Coal in the Romanian National Energy and Climate Plan (NECP)
Photo of the Rovinari power plant on the foreground: Țetcu Mircea Rareș
Briefing | 13 March 2019
Romania was among the countries which managed to submit its draft NECP before the deadline at the end of 2018. This came at a cost – a very limited period for consultations (only ten days), a fact which was signalled by most interested stakeholders. The document raised a series of concerns, the central one being the very unambitious target for renewable energy in final energy consumption of only 27.9%.
Ambiguity is one of the main problems of the Romanian NECP. A striking example of this is that it already anticipates that the installed coal capacity in 2020 will be 3.7GW, which is 2.2 GW less than what is currently available in the system. This decrease is not explained anywhere in the plan, nor did the Ministry for Energy or any operator announce any unit retirements by the end of the year. Furthermore, it is expected that until 2030 only an additional 540MW of coal capacity will disappear.

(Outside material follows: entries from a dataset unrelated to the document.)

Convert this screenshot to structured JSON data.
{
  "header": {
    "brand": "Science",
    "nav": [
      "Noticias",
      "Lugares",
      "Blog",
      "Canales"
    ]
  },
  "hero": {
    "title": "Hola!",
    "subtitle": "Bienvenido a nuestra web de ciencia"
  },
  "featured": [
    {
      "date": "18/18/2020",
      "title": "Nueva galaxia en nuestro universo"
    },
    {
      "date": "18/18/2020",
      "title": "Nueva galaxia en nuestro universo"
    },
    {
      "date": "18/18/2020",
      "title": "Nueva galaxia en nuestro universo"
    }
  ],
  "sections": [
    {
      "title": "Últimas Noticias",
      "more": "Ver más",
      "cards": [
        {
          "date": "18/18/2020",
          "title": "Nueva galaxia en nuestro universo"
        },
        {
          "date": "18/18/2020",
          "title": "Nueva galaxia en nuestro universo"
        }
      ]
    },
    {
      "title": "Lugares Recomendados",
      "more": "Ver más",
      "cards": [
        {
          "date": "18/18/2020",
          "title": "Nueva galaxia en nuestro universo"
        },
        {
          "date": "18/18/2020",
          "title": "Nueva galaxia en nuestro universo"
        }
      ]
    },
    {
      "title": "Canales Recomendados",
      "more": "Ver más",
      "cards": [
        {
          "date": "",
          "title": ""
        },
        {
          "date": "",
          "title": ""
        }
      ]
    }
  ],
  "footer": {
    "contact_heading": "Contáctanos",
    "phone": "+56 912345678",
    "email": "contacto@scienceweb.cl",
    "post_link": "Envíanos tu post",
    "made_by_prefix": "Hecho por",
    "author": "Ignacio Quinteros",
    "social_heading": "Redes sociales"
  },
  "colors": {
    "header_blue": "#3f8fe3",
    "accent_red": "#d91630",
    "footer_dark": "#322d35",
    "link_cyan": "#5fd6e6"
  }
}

This slow decrease of coal capacity is inexplicable, given that the average coal unit in Romania is 42 years old, thus most can no longer operate economically. A possible explanation is the fact that calculations for the NECP are based on the National Energy Strategy, which prioritizes building a new 600MW unit on the site of the existing Rovinari power plant. In the final part of this briefing, co-authored by Zoltán Szabó and Csaba Vaszkó, we show that if this unit were built, it would hardly (if ever) be economic. Fuel, CO2 and limestone costs will eat up 82% of the total revenue, leaving little room to cover the other costs – salaries, operation etc. – not to mention making a profit.